Nasci em Toulon, cresci em Bordeaux e hoje vivo em Paris. Desde cedo, quis
estudar a Terra. Na década de 1980, me envolvi com discussões sobre o efeito
estufa. Como pesquisador, participei de relatórios do Painel Intergovernamental
sobre Mudanças Climáticas das Nações Unidas ”
Conte algo que
não sei.
Na minha geração
havia um quadrinho, “S.O.S Météores”, no qual um grupo tenta lutar contra
mudanças climáticas provocadas por vilões. No passado, ataques ao clima eram
atribuídos a grandes máquinas, a usinas nucleares. Hoje sabemos que as mudanças
ocorrem por conta de coisas aparentemente inofensivas — gases transparentes,
sem cheiro ou gosto em condições normais, como o gás carbônico. Não imaginamos
que o perigo viesse de algo tão banal.
Adianta usar
ecobags e reciclar lixo se temos estruturas poluentes, como na energia?Precisamos
de ações na escala do Estado e do coletivo. Mas ações individuais são
pedagógicas. Sozinhas, não são suficientes. Por exemplo, se você roubar uma
mercadoria no supermercado, isso não vai ter grandes impactos na economia. Mas
você não deve fazer isso.
A ciência ainda
está distante da sociedade?
Sim. De cara, a
ciência não pode responder a algumas questões, como: “O que é justo? Que
valores resguardar?” E a sociedade nos faz perguntas sutis. Primeiro, teremos
que estabilizar o clima. Depois, garantir a biodiversidade e ao mesmo tempo
alimentar pessoas e barrar a poluição... Se olhamos para tudo, é quase um
problema impossível.
Considera-se
pessimista?
Não necessariamente.
Sou da primeira geração de franceses que não foi à guerra. Meu pai lutou em
guerras coloniais, meu avô nas duas mundiais. Nem tudo está no lado errado.

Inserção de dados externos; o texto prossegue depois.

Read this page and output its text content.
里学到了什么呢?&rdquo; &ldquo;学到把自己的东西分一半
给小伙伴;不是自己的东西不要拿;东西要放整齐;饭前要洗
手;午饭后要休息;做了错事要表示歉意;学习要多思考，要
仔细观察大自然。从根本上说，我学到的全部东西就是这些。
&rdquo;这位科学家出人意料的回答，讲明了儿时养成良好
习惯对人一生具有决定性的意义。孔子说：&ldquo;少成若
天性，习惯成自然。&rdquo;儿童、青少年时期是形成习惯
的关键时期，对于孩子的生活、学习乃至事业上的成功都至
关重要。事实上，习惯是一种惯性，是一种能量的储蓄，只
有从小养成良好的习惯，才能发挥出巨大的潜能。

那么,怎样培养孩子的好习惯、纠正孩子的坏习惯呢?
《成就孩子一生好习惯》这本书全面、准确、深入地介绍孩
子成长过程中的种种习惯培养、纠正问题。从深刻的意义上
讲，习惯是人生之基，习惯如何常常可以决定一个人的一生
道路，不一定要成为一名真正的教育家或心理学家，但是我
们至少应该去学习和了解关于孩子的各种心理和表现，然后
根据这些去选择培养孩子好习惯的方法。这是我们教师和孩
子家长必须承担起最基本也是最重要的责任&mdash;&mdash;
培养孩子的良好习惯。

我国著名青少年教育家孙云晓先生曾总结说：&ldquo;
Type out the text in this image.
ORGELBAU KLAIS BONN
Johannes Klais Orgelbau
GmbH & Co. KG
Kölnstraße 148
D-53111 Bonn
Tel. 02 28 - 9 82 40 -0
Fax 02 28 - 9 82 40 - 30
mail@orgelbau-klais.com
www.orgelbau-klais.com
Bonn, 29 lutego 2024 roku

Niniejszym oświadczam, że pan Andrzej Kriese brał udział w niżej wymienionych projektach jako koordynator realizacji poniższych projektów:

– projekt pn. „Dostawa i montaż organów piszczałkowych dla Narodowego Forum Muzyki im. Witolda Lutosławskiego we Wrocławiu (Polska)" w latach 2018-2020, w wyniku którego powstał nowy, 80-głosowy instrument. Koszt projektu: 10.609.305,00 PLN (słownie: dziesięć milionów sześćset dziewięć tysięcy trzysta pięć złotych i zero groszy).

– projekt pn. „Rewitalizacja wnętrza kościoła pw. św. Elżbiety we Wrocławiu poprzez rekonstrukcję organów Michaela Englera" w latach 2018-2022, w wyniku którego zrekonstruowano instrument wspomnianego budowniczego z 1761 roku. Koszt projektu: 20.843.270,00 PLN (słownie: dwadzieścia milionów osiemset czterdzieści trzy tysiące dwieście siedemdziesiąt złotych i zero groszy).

Temos um novo problema, com muitas pessoas vivendo em um planeta pequeno. Mas
acho que podemos encontrar soluções.
Quais seriam
elas?
Está tarde pra
evitar mudanças climáticas. Teríamos que excluir todos os carros do mundo. Por
ora, temos duas linhas: reduzir e evitar emissões e parar energias poluentes. É
urgente. Outras mudanças na Terra demoraram séculos, como a transição da era
glacial. O homem pode mudar tudo em décadas.
Ainda há quem
diga que o problema não é real...
Os céticos abrem
fortes debates. Dizem que é invenção dos cientistas para dar visibilidade a
trabalhos. Uma minoria é cientista. O resto é pago por companhias para
sustentar a tese.
Você viveu 1968.
A ecologia já estava na pauta?
Foi uma época boa
porque a minha escola estava fechada e eu ficava em casa vendo os debates do
parlamento na TV. A preocupação com o meio ambiente, no mundo, veio com a
Conferência de Estocolmo, em 1972, e o primeiro presidenciável ambientalista,
René Dumont, na França, em 1974. Descobri um grupinho de cientistas estudando o
clima, tentando modelar a Terra. Meu trabalho de Phd foi uma pequena réplica.
Você estudou
nuvens. Gosta de observá-las?
No início meu interesse
nelas não eram os formatos. Mas ao estudá-las passei a observá-las. Muitas
questões sobre nuvens demoraram a ser respondidas, por exemplo: porque algumas
gotas caem e outras não?
Por quê?
Gotas pequenas são
viscosas e não caem; pouco a pouco, quando crescem, caem. São coisas que não
nos perguntamos. Mas prefiro as pedras e o mar.
Que clima mais o
agrada?
Eu preciso
justamente das nuvens. Fui criado perto do Atlântico, e gosto do céu carregado.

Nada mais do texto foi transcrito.